Essai contrôlé chez l'humain, crème au GHK-Cu contre témoins, peau du visage
Augmentation de la densité et de l'épaisseur de la peau, meilleure fermeté et réduction des rides fines par rapport aux témoins, dont la vitamine C et le rétinol.
- 2008Pickart, revue dans Journal of Biomaterials Science
Synthèse des études humaines et animales sur le peptide découvert par l'auteur en 1973
Effets cohérents sur la cicatrisation, le remodelage du collagène et l'inflammation, par le chercheur qui a découvert le peptide en 1973.
- 2012Pickart et coll., à partir des données du Broad Institute
Analyse d'expression génique en cellules humaines
Le GHK modifie l'activité d'un très grand nombre de gènes, dans le sens d'une réparation tissulaire et d'une réduction de l'inflammation.
Ce qu'on recherche
Effets et délais réalistes
Peau plus ferme, plus dense, mieux hydratée
Six à douze semaines
Cicatrisation plus rapide et plus nette
Premières semaines
Soutien des tissus conjonctifs (tendons, ligaments) et de la repousse des cheveux
Plusieurs mois
Sécurité
Ce qu'il faut savoir avant
Ce qu'on peut ressentir
- Réaction au point d'injection (rougeur, sensibilité).
- Baisse de tension ou étourdissement passager rapportés à l'occasion.
- En application cutanée, irritation légère chez les peaux réactives.
On arrête et on consulte si
- Réaction allergique (urticaire, gonflement du visage).
- Étourdissements répétés.
Pour qui ce n'est pas
- Maladie de Wilson ou tout trouble du métabolisme du cuivre.
- Grossesse ou allaitement.
- Cancer actif (stimulation de la croissance et du remodelage tissulaire).
Avec quoi
Associations fréquentes
On nous demande souvent
Trois questions, trois réponses
Crème ou injection ?
La crème agit là où on l'applique et c'est la voie la mieux étudiée chez l'humain. L'injection vise un effet général sur les tissus conjonctifs, la peau de tout le corps et la récupération. Les deux ne s'excluent pas.
Le cuivre est-il dangereux ?
À la dose portée par le peptide, la quantité de cuivre est infime et liée au peptide, qui la livre aux enzymes qui en ont besoin. Le risque concerne les personnes dont le corps ne gère pas le cuivre normalement, d'où la contre-indication en cas de maladie de Wilson.
Pourquoi le taux baisse-t-il avec l'âge ?

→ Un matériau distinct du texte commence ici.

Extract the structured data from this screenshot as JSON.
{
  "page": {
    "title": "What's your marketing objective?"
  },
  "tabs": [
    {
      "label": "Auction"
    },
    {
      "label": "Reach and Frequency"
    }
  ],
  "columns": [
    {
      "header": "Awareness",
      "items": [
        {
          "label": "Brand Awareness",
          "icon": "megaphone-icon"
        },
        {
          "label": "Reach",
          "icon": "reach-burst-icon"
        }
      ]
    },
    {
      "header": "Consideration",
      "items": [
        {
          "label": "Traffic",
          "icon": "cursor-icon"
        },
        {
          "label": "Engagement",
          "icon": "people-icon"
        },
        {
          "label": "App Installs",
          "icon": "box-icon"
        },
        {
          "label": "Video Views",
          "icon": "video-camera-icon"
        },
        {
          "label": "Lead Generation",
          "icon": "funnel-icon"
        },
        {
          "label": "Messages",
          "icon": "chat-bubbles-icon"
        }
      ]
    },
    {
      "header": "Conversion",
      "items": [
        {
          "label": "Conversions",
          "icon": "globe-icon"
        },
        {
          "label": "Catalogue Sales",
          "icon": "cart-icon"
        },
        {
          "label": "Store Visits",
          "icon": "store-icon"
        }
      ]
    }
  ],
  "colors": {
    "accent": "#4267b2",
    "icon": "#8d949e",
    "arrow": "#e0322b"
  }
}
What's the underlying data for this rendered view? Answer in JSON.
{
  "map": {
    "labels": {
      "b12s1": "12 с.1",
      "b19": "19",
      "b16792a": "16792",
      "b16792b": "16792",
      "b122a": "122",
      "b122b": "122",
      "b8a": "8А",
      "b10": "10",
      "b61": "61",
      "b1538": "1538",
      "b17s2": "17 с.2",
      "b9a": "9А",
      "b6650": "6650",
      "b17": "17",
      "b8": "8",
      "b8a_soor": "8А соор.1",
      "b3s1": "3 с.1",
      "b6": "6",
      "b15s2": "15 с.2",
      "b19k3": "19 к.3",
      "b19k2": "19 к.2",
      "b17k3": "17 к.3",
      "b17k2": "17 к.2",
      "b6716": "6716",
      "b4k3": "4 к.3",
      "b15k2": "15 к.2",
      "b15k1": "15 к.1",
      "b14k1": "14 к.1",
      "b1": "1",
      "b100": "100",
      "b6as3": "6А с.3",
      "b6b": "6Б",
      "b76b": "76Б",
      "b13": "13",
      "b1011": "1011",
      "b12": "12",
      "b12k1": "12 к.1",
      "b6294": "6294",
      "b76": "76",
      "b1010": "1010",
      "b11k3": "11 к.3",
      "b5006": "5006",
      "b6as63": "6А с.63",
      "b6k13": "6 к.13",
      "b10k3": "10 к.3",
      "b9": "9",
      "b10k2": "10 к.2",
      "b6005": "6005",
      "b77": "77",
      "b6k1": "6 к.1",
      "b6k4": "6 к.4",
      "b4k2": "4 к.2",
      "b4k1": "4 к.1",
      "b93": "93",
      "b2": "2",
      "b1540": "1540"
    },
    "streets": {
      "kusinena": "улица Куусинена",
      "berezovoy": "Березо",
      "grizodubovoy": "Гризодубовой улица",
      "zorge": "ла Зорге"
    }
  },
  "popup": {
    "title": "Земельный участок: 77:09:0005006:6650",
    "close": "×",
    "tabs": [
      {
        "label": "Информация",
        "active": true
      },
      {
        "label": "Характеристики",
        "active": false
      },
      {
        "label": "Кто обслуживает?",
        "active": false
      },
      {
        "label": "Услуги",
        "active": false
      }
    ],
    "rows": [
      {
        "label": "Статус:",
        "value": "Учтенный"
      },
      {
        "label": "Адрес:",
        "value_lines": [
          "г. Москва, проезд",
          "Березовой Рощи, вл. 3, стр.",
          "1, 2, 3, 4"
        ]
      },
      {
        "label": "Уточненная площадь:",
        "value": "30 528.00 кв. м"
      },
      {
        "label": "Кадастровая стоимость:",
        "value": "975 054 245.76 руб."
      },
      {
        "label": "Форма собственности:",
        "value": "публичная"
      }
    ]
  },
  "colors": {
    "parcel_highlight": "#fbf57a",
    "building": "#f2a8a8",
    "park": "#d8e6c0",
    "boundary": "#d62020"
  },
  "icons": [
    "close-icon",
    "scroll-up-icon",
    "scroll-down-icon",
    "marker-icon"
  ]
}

Le taux plasmatique de GHK diminue d'environ 60 % entre 20 et 60 ans. C'est l'une des hypothèses qui relient ce peptide au vieillissement de la peau et à la lenteur de cicatrisation avec l'âge.
Les mots
Glossaire de la fiche
- Collagène
- La protéine de structure la plus abondante du corps : elle donne aux tissus leur résistance.
- Élastine
- Protéine qui permet à la peau et aux vaisseaux de reprendre leur forme après étirement.
- Glycosaminoglycanes
- Grandes molécules (dont l'acide hyaluronique) qui retiennent l'eau dans les tissus.
- Cofacteur
- Élément (ici un ion de cuivre) sans lequel une enzyme ne peut pas fonctionner.
- Métalloprotéinases
- Enzymes qui découpent l'ancien collagène pour permettre le remodelage.